Only a week earlier, I had sprinted back from Spoons at 10pm because none of my male friends were around to walk me home. Only yesterday, I changed my route home because I was convinced someone was following me. Every day I still implore my friends to text me when they get home so my fears for their safety can be alleviated.
Walking in solidarity with countless other women felt so far removed from these fear-filled experiences. For once, people were actually scared of us. We had power and influence over all the roads and we were, quite literally, traffic stoppers.

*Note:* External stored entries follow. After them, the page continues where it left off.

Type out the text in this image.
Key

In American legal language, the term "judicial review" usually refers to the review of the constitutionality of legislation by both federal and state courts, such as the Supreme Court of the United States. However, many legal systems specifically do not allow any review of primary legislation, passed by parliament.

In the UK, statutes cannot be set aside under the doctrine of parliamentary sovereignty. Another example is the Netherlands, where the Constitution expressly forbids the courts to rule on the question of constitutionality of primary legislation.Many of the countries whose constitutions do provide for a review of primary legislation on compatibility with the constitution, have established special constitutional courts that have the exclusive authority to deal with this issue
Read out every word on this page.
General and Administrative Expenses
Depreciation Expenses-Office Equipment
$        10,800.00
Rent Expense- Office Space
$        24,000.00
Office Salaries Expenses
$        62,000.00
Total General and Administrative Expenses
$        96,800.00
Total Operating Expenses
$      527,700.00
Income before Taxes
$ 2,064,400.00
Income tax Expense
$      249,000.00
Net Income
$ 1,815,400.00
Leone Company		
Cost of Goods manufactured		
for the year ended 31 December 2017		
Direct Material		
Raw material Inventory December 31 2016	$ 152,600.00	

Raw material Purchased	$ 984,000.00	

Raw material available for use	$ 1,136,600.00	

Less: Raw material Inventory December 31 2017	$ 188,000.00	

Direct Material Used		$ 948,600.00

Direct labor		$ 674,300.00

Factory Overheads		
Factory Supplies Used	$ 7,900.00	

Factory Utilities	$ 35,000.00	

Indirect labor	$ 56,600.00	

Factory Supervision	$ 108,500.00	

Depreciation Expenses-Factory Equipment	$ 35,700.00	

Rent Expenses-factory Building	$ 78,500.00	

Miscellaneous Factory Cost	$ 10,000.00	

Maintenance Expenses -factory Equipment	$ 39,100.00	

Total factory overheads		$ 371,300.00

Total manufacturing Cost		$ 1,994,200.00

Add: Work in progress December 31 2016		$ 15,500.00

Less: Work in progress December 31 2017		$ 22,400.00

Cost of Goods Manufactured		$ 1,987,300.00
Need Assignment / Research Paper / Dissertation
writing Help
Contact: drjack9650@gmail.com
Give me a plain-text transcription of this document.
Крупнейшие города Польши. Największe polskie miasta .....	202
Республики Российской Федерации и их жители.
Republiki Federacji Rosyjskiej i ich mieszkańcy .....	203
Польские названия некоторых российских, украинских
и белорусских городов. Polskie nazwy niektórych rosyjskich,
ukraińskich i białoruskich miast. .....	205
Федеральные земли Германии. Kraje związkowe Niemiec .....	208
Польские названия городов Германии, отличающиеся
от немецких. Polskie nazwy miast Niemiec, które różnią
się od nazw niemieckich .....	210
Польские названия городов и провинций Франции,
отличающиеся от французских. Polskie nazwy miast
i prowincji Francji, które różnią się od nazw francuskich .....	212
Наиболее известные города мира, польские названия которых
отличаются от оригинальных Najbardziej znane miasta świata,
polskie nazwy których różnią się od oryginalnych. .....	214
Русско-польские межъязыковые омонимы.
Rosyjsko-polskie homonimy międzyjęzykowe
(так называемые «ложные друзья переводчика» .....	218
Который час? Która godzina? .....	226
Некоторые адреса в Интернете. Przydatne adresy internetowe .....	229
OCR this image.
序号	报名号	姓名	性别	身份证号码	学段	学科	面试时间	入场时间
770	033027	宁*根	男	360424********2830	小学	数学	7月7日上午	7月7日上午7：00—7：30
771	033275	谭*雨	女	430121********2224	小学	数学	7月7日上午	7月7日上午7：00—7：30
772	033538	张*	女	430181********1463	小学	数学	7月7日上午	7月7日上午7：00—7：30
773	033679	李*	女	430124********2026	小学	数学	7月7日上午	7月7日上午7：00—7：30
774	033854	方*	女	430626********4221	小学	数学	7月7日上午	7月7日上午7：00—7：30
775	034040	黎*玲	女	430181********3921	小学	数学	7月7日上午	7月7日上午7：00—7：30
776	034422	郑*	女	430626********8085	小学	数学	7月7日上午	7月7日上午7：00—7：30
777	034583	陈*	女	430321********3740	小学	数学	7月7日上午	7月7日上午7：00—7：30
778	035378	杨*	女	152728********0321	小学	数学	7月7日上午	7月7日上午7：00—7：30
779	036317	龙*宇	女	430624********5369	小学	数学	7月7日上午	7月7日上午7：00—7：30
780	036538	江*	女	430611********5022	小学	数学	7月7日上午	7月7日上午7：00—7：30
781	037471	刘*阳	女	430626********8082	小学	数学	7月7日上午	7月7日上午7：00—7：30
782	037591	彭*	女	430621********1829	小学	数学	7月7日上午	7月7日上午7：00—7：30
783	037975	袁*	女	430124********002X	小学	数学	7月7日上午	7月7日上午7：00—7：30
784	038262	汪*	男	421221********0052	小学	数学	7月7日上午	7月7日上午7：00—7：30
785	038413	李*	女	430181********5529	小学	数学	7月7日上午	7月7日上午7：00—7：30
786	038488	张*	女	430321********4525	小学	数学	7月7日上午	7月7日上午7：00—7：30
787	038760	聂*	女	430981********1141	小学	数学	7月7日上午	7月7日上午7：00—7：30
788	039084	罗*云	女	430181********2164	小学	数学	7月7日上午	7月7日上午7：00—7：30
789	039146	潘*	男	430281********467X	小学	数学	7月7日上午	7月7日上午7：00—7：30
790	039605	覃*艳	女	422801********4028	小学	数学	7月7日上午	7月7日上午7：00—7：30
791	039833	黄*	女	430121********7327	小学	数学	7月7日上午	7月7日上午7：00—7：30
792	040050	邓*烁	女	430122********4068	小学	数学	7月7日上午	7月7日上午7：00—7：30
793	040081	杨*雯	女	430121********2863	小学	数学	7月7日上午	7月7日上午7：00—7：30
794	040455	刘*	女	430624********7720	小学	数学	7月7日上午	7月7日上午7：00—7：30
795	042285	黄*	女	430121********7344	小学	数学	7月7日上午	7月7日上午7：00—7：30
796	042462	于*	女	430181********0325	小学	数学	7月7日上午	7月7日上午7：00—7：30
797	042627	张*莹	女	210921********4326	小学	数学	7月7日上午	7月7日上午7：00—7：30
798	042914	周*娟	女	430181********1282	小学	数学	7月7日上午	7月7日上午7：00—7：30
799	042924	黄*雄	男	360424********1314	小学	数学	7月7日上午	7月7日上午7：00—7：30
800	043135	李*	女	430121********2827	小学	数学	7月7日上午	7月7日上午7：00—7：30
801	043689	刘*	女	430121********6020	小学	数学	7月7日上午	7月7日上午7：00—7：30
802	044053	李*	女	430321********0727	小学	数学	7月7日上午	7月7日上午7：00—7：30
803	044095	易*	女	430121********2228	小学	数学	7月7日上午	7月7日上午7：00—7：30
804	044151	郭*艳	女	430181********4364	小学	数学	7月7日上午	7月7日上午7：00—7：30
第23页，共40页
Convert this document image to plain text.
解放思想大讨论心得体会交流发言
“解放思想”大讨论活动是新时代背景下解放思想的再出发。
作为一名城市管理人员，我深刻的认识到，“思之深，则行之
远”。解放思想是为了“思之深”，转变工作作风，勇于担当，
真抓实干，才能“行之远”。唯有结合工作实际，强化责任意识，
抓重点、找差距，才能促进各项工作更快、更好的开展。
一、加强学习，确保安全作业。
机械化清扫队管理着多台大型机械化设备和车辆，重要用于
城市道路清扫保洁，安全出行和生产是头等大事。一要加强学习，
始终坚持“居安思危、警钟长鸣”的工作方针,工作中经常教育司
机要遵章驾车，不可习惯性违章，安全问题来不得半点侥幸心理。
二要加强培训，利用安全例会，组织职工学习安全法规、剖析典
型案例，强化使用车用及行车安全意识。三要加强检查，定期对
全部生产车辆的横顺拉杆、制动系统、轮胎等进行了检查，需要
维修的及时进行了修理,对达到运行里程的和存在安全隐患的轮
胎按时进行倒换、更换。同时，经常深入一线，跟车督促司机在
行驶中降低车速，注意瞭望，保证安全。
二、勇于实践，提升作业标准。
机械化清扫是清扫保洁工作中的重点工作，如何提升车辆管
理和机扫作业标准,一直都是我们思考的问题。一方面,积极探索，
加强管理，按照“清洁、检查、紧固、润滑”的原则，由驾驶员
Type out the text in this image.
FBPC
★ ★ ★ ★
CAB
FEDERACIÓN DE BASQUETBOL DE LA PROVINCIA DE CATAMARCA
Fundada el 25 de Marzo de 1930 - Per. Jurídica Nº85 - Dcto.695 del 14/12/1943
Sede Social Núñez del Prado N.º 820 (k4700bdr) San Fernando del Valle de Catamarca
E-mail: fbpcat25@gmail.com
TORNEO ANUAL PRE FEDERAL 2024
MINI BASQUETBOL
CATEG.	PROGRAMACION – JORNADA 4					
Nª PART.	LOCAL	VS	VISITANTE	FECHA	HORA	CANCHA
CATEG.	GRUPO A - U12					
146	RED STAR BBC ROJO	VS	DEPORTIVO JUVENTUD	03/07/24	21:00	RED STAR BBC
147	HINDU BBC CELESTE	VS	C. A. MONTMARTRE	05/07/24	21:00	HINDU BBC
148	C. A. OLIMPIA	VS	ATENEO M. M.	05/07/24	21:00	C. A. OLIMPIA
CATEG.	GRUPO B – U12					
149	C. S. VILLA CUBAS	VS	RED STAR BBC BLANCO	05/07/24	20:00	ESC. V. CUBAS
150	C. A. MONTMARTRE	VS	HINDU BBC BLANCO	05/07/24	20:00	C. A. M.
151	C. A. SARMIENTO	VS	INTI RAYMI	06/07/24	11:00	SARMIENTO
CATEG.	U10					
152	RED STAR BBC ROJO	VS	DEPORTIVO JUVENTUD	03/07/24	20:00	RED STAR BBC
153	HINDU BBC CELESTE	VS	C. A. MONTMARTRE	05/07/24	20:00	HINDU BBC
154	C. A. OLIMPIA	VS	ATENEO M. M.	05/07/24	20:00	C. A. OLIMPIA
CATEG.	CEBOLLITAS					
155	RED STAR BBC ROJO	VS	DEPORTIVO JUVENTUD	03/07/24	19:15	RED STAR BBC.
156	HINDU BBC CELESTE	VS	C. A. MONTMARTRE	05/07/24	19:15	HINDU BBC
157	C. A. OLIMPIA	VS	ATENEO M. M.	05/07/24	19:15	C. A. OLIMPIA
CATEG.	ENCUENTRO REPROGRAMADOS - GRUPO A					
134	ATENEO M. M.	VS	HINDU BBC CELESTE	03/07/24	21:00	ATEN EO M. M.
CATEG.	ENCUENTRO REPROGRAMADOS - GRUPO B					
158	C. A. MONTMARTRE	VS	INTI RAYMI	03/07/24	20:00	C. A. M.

For once, people were actually scared of us
As feminist discourse has evolved and developed, so too the conversations around Reclaim have transformed. Whereas 40 years ago, at the start of the march, women were worrying about the Yorkshire ripper, our conversations turned to intersectionality and the UCU strikes. It was wonderful to hear feminists from all different backgrounds unite against a common threat.
I believe that this shows the importance of the continuation of this march. As long as sexual violence and gender inequality permeate our society, this march remains vital. If women cannot feel comfortable walking alone at night time then how can we say our job as feminists is done?
In a post #MeToo era, issues of sexual violence are very much in the public consciousness.
While this is a great thing, it does little to prevent the despicable rape culture that permeates our society. Young boys are still mimicking the same disgusting behaviour and speech of older men and cases of rape are still grossly under-reported.
This march was a fat middle finger to this rape culture and to the misogyny still entrenched within our society.
Not only was it a great opportunity for women to come together and share their experiences, but it was a demonstration of discontent and a call for things in society to change. The people who attended the march weren’t just there to make a point, we were angry and we wanted our voices to be heard.
This march was a fat middle finger to this rape culture
The terms ‘sisterhood’ and ‘girl power’ have been appropriated and thrown around a lot in contemporary culture but it was only through this march that I experienced them properly.
During and after the march, we were presented with a variety of speeches and performances which reflected experiences surrounding sexual violence and misogyny. Though some of them were jarring or potentially triggering, it was amazing to see the lived experiences of so many different women represented. From discussions of intersectionality and transgender issues to poignant spoken word pieces and pole dancing, the event was a true celebration of what it means for all of us to be women.
I would like to offer my sincere thanks to the women’s network for organising this march and all those involved in marshalling or performing. You all helped contribute to an amazing atmosphere that allowed us to feel empowered and liberated in a safe environment.
I only hope that someday women will be able to feel equally safe and empowered in all aspects of their lives. It is a sad reality that it takes hundreds of other women for me to feel comfortable walking at night-time.
One day, when sexual violence and prejudice against women has ended, I hope to feel that comfortable in my own right and then we can say that we have truly reclaimed the night.